When the change is psychological, as in the Plan A-B case, any definition of change you offer must be tested against the brute fact your subconscious mind is making decisions, using the fiction it warehouses, about the changes several times a minute. The interventionists definition of change is the Ackoffian Triad. You must define both your starting conditions and your attainable goal in depth. Then you must define a doable, non-magical process for getting from start to finish.
The whole website here is about defining the starting conditions of Plan A, defining the conditions of Plan B from real time experience, and mapping the path from A to B via the FLLP. Each part needs to be learned by the keystones because they will be using the knowledge every day for the rest of their lives. Random walks may bring change, but seldom ones that do anyone any good.

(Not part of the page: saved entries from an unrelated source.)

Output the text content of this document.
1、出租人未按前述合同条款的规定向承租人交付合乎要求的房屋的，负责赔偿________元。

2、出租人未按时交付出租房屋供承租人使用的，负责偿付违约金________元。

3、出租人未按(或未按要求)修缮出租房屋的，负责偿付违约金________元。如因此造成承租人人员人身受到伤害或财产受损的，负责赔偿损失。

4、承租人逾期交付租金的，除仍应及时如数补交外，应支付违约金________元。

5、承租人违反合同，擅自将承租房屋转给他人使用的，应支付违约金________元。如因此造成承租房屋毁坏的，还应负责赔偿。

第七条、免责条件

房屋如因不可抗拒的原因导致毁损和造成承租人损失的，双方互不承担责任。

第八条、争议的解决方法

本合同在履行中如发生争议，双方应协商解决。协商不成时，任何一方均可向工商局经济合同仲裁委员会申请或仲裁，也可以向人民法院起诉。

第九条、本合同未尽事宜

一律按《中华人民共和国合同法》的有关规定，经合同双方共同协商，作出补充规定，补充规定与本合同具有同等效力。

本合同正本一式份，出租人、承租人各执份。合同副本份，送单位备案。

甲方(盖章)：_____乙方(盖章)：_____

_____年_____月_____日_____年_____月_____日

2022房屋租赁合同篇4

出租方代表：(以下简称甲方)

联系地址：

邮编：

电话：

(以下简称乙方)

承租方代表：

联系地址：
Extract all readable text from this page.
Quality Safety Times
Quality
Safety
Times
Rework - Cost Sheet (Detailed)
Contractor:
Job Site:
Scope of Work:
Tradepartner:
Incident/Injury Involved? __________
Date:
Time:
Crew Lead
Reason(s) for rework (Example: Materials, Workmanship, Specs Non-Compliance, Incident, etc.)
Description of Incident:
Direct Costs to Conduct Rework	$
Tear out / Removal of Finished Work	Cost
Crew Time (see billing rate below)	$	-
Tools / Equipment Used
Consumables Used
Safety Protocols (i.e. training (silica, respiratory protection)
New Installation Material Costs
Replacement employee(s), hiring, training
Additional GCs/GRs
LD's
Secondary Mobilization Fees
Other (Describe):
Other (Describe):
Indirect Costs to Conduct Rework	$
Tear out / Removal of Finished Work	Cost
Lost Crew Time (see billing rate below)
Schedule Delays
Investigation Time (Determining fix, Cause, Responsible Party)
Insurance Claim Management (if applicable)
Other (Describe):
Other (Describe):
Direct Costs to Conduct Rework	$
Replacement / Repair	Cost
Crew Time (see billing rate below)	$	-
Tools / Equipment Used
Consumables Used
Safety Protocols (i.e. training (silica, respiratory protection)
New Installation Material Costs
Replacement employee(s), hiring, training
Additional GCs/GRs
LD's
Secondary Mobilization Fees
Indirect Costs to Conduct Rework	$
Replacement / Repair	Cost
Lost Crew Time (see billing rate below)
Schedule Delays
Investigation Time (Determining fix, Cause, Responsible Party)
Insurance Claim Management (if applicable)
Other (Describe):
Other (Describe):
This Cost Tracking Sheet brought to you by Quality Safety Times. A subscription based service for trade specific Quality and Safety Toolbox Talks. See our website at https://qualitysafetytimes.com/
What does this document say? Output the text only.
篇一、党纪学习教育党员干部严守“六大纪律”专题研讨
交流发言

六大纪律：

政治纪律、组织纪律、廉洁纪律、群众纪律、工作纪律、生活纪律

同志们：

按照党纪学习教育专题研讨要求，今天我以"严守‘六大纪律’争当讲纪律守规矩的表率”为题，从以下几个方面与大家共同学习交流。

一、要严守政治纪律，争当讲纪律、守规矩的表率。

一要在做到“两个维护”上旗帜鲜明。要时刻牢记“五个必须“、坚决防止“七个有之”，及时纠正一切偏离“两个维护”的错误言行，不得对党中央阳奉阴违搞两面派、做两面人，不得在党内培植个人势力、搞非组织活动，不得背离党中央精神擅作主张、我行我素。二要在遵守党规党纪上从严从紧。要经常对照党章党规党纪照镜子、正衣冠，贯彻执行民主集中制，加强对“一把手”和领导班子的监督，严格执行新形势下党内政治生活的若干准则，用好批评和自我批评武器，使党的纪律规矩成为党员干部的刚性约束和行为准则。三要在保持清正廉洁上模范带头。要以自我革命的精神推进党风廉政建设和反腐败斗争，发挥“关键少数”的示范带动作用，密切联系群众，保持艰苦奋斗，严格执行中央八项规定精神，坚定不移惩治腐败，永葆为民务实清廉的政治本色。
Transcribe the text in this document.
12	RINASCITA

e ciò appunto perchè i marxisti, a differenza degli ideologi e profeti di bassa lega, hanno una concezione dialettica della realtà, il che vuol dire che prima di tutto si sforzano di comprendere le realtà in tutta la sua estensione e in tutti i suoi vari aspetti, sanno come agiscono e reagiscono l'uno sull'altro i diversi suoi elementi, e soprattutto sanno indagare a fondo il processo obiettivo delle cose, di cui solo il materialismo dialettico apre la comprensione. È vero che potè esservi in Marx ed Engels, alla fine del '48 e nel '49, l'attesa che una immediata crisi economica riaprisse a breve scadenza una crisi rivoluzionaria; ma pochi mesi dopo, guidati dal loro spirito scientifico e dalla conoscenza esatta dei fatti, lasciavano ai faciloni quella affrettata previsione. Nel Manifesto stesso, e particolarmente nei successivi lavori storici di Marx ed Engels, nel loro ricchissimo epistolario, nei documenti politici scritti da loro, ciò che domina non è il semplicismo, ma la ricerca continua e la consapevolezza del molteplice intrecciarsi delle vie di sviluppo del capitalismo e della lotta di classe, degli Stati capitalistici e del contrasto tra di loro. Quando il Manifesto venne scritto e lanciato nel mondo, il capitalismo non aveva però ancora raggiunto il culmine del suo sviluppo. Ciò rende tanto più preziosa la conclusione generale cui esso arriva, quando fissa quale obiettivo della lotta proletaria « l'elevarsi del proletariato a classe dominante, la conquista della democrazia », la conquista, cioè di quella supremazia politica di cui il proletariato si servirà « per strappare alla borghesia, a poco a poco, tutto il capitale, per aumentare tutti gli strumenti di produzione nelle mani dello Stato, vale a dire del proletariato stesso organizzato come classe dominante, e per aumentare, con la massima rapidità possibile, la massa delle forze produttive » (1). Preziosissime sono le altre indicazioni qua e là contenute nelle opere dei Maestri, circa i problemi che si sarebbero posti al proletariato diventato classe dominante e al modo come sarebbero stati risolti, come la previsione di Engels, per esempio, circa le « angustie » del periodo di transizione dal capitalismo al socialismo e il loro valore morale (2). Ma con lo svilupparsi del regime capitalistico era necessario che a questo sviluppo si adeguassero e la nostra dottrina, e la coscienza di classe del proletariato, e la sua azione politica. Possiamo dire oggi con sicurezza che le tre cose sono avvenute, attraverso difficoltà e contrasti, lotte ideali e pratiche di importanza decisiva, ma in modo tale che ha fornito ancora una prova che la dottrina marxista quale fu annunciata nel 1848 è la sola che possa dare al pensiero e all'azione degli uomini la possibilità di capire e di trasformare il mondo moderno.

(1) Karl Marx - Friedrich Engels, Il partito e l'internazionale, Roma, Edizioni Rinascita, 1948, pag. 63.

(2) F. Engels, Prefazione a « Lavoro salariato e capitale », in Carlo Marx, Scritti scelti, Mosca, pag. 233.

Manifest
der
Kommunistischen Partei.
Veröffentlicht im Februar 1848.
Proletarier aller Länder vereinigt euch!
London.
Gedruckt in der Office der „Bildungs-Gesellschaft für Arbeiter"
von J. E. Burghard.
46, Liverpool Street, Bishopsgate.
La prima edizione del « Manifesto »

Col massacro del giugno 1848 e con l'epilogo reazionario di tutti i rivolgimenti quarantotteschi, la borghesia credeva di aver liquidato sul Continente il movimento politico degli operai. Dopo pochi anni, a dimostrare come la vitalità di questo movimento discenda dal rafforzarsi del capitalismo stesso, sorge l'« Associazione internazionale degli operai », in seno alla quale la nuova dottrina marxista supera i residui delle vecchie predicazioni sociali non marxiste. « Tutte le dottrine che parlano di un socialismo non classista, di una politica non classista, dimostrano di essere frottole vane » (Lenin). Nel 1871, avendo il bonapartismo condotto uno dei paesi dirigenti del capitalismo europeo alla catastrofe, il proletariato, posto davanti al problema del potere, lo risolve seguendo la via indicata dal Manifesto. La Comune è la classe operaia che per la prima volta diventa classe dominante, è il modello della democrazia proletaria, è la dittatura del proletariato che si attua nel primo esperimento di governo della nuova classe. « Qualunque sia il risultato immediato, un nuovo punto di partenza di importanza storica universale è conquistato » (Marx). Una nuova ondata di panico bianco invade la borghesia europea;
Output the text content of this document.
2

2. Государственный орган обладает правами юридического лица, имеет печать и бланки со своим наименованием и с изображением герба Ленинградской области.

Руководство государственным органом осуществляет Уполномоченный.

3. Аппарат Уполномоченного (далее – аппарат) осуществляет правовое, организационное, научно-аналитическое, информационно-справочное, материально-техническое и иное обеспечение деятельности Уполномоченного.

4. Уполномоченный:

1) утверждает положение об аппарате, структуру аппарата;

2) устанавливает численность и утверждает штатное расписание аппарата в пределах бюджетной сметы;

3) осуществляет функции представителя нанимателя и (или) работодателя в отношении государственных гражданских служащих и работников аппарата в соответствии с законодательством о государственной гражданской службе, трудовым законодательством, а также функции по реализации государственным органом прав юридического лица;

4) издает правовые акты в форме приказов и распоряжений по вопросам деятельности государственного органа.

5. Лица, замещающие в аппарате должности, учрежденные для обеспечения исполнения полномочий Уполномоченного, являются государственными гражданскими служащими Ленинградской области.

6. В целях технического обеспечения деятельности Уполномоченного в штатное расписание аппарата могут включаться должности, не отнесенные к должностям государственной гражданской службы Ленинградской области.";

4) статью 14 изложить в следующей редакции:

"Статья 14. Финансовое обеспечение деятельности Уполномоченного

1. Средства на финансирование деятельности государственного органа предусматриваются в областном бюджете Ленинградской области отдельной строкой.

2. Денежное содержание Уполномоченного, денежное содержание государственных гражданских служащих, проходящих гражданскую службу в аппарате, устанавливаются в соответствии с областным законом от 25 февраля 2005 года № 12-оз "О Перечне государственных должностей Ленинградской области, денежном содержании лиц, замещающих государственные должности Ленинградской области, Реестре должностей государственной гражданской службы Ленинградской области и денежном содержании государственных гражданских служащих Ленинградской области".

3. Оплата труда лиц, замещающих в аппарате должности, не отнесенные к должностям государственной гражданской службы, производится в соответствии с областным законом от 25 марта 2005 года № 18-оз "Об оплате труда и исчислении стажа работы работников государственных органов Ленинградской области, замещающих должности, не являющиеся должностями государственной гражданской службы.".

Because of the inherent time constraint, only adult hyper learning methods will get the change done. Hyperlearning principles incorporated in the FLLP include:
- Only peers in the classroom
- Class size 5-10
- Two-hour episodes
- One episode a month
- A season consists of seven episodes
- Five months between seasons
- No homework, tests, or grades
Making the cognitive leap from psychologically-damaged goods to Plan B does resemble a pole-vault of the mind. A balls-out sprint is capped by a knowledge building frenzy to get over the bar. Nothing but the most effective forms of adult learning have a chance. The arsenal of hyper-learning practices does not include, correspondence courses, lecture halls, case studies, or memory work. For decades, academia tried to teach system think by parading a series of discipline experts in front of the audience, not one a self-proclaimed systems engineer. The experiment in intellectual osmosis was a total flop.
To get to Plan B, your interventionist must function above the mentor line, a zone that can be inhabited only by cross-disciplinary system thinkers. In fact the jargon associated with Plan B is the proof of residency. Not one in a thousand can define “system” or “intelligence” as they apply to implementation.